Obsideは、この階層のあいだをつなぐ橋として明確に設計されています。その下には、アルゴ水準の機構があります。スリッページの前提を含めて数分で数年分の履歴を再生するバックテストエンジン、本番と同じリスク統制でライブデータ上で行うペーパートレード、そして執行時にサイジング、ストップ、ドローダウンの上限を強制する注文ルーティングです。その上には、エージェンティックなインターフェースがあります。あなたは先ほどのゴールデンクロスの一文を入力し、コパイロットがそれを監視される条件と注文プランとして言い換え、あなたの承認のあとで同じ定義が、書き直されることなくバックテスト、ペーパー、ライブへと流れていきます。

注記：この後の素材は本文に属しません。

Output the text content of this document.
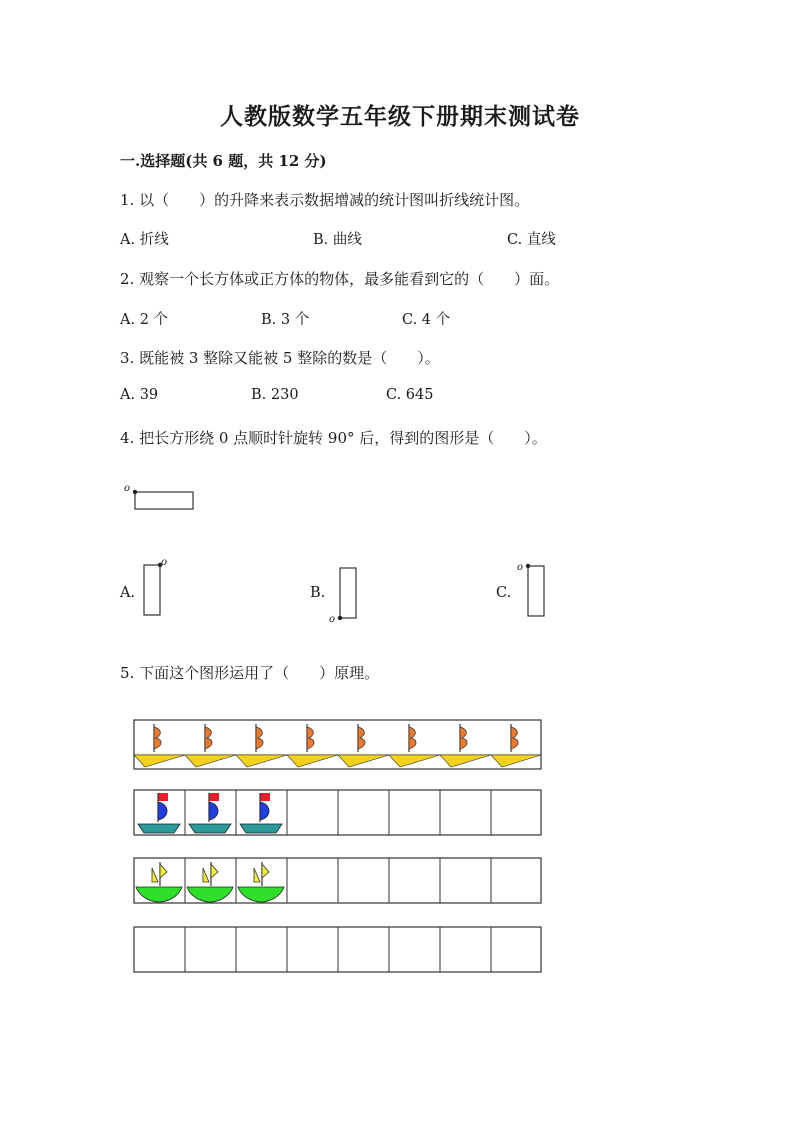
人教版数学五年级下册期末测试卷
一.选择题(共 6 题，共 12 分)
1. 以（　　）的升降来表示数据增减的统计图叫折线统计图。
A. 折线	B. 曲线	C. 直线
2. 观察一个长方体或正方体的物体，最多能看到它的（　　）面。
A. 2 个	B. 3 个	C. 4 个
3. 既能被 3 整除又能被 5 整除的数是（　　）。
A. 39	B. 230	C. 645
4. 把长方形绕 0 点顺时针旋转 90° 后，得到的图形是（　　）。
o
A.	B.	C.
o
o
o
5. 下面这个图形运用了（　　）原理。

機関投資家のクオンツがプロの習慣としてたどるワークフローが、ルールを言葉で説明できる誰にとっても最も抵抗の少ない道になるのです。

ここからどこへ進むか

もしあなたがアルゴリズムの側から来たのなら、エージェンティックな層はあなたの規律への脅威ではありません。それは規律をより安く適用する手段であり、加えて、価格のみのパイプラインでは届かなかった入力空間です。もしあなたが新しく到着したのなら、継承は逆方向に流れます。インターフェースは会話的かもしれませんが、その下にある基準(まず検証する、小さくサイズを取る、コストを数える、美しいバックテストを疑う)は交渉の余地がなく、そしてそれこそが、古い伝統が新しいインターフェースを得るまで生き延びた理由なのです。この二つの出会う地点こそ、あなたが立ち回りたい場所です。それが実際にどう感じられるかを見てみましょう。すでに信頼している一つのルールを、Obsideで平易な言葉で説明し、実際の資本を得る前にバックテストとペーパーを通してみてください。

本記事は教育目的のみです。投資助言ではありません。取引には元本を失う可能性を含むリスクがあります。

FAQ

アルゴリズム取引は、あらかじめ定義され、バックテストされ、機械的に執行されるルールに従って取引するという、確立された規律です。エージェンティック・トレーディングは、その上に載る新しい層です。戦略は自然言語で表現され、ニュースやカレンダーのイベントのような非構造化の入力が条件として機能でき、自動化は完全に指定された手順ではなく意図のレベルで働きます。その下にある検証とリスクの規律は、置き換えられるのではなく共有されます。